A concern should be the use of the internet to access drugs (and quack doctors). It may be advisable for the father to turn up at the school gates and take the child out for tea.

HalfALoafIsBetterThanNoBread · 04/02/2025 09:25

@InkHeart2024 , there looks to be plenty else going on here as well, from what the OP says - mother with significant mental health problems, child with ASD, cutting off the child from all wider family...

InkHeart2024 · 04/02/2025 09:26

HalfALoafIsBetterThanNoBread · 04/02/2025 09:25

@InkHeart2024 , there looks to be plenty else going on here as well, from what the OP says - mother with significant mental health problems, child with ASD, cutting off the child from all wider family...

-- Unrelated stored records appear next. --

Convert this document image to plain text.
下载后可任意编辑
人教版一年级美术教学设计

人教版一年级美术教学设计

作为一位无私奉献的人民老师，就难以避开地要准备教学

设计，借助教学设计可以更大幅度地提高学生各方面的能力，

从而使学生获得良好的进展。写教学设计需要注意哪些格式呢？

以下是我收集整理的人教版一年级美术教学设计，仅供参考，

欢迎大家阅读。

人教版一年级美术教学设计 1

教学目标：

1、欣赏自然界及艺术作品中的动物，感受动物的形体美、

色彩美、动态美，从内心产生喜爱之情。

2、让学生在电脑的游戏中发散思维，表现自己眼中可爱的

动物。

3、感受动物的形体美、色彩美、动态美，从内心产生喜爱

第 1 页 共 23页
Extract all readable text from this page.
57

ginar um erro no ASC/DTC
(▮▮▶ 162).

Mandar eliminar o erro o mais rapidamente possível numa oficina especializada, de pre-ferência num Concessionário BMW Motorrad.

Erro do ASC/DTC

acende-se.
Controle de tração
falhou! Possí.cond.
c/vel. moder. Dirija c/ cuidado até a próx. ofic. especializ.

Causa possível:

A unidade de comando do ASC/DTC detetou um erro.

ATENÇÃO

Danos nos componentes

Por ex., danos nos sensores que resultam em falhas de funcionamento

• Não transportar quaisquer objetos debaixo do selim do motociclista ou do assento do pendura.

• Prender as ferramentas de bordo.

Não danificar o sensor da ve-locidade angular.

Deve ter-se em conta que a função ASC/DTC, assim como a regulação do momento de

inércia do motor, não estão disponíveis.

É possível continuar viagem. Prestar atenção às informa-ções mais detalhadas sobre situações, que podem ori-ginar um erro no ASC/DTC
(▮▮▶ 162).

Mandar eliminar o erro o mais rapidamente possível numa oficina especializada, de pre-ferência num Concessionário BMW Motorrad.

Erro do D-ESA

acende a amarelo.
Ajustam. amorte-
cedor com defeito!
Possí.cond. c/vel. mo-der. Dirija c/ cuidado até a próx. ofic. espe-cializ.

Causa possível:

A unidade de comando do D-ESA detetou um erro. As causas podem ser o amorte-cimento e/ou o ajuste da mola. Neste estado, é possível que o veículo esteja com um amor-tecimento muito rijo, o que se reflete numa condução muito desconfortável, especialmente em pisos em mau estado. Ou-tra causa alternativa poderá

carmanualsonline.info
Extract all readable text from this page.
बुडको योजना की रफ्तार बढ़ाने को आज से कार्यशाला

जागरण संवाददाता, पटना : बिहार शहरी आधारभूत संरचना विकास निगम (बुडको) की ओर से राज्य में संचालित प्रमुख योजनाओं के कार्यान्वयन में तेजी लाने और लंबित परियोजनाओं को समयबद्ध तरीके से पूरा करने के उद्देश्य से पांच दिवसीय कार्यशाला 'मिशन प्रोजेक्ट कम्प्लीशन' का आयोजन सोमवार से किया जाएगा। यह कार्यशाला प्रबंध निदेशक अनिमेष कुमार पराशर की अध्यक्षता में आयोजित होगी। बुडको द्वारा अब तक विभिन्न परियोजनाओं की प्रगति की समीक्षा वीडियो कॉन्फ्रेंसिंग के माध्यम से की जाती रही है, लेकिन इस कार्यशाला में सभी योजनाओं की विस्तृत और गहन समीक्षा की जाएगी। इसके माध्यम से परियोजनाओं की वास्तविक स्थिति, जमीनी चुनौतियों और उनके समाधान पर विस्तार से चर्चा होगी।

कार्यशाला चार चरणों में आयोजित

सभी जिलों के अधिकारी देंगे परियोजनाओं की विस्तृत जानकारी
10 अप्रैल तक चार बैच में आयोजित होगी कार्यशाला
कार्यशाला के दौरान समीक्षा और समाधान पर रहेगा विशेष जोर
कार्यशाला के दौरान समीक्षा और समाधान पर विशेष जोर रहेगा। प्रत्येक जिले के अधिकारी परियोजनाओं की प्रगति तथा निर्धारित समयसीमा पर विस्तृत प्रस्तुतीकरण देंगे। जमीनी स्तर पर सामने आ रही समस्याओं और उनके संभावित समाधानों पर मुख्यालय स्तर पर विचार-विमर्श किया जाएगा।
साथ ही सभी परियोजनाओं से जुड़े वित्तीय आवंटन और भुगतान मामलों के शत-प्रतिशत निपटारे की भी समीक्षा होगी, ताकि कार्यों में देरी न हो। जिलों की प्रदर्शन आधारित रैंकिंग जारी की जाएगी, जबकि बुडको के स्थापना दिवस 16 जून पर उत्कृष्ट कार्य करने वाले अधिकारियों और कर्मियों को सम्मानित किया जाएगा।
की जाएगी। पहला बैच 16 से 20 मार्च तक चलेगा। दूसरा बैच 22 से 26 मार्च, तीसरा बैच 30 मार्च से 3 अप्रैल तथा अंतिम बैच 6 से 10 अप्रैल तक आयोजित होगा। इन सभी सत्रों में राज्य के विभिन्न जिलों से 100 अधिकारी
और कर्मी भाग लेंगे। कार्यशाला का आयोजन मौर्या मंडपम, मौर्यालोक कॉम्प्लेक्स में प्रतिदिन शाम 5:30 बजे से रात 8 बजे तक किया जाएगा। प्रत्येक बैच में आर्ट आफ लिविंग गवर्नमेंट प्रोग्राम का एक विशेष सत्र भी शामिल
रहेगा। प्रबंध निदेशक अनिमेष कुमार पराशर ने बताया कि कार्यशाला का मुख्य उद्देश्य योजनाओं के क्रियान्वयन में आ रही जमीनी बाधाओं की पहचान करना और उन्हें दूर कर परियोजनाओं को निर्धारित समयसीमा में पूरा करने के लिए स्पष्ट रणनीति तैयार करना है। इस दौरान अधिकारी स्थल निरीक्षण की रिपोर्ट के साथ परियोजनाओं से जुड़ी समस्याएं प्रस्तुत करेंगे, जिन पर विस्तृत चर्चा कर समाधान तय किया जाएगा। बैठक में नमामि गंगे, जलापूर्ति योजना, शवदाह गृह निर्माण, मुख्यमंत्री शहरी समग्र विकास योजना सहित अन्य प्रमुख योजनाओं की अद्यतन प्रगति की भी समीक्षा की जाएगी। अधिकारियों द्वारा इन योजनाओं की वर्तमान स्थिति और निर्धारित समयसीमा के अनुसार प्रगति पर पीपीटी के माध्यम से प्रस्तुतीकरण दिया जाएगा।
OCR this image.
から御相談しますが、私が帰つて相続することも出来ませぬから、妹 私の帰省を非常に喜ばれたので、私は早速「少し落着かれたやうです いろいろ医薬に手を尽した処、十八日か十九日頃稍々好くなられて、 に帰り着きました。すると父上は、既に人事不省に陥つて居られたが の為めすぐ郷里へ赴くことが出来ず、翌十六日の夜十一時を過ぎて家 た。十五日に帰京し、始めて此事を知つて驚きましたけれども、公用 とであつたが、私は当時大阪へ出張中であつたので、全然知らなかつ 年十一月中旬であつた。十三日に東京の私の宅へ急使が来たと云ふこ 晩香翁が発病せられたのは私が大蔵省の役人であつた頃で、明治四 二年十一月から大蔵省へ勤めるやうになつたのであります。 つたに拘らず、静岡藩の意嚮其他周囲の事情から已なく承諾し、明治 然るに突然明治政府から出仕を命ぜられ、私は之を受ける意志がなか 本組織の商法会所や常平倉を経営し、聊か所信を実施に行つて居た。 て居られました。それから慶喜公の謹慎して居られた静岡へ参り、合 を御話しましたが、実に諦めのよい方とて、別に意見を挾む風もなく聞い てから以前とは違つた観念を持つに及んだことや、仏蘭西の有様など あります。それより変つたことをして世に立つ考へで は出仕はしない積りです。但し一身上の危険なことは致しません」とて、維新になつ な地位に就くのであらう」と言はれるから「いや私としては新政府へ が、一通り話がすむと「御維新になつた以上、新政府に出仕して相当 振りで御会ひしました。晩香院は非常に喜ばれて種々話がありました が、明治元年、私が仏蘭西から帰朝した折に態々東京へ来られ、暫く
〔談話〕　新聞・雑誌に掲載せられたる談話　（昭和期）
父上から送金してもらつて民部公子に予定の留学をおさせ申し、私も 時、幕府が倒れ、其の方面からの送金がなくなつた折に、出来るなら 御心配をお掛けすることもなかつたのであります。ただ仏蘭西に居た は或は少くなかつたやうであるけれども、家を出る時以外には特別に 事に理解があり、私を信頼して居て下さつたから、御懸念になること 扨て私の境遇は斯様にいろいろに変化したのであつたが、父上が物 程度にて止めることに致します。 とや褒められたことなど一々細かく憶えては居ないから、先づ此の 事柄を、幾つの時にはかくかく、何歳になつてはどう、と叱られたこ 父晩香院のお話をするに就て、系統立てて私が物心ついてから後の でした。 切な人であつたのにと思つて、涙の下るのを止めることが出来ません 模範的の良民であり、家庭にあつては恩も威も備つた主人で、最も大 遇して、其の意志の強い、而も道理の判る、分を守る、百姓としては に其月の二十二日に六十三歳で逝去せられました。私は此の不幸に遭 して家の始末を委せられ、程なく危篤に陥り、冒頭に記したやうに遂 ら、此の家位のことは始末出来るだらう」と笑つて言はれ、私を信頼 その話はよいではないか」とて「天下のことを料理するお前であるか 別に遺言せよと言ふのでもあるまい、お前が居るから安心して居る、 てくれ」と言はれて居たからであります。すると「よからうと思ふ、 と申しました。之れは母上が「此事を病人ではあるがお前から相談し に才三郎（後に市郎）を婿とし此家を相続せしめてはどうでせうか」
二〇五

Ok, if you insist. I'm just speaking from experience. In this case the only route likely to be effective is the father making an application to court which for some reason he's not doing.

HalfALoafIsBetterThanNoBread · 04/02/2025 09:35

InkHeart2024 · 04/02/2025 09:26

Ok, if you insist. I'm just speaking from experience. In this case the only route likely to be effective is the father making an application to court which for some reason he's not doing.

I agree he should be making an application to the court, and indeed that was what the father in the other case ended up doing.

MoodEnhancer · 04/02/2025 09:52

I understand that you love and are worried about your nephew. It’s fine for you to raise concerns with social services. But the child’s father has to step up. Why on earth is he not pushing to have at least 50/50 custody if he has these concerns about his son’s wellbeing?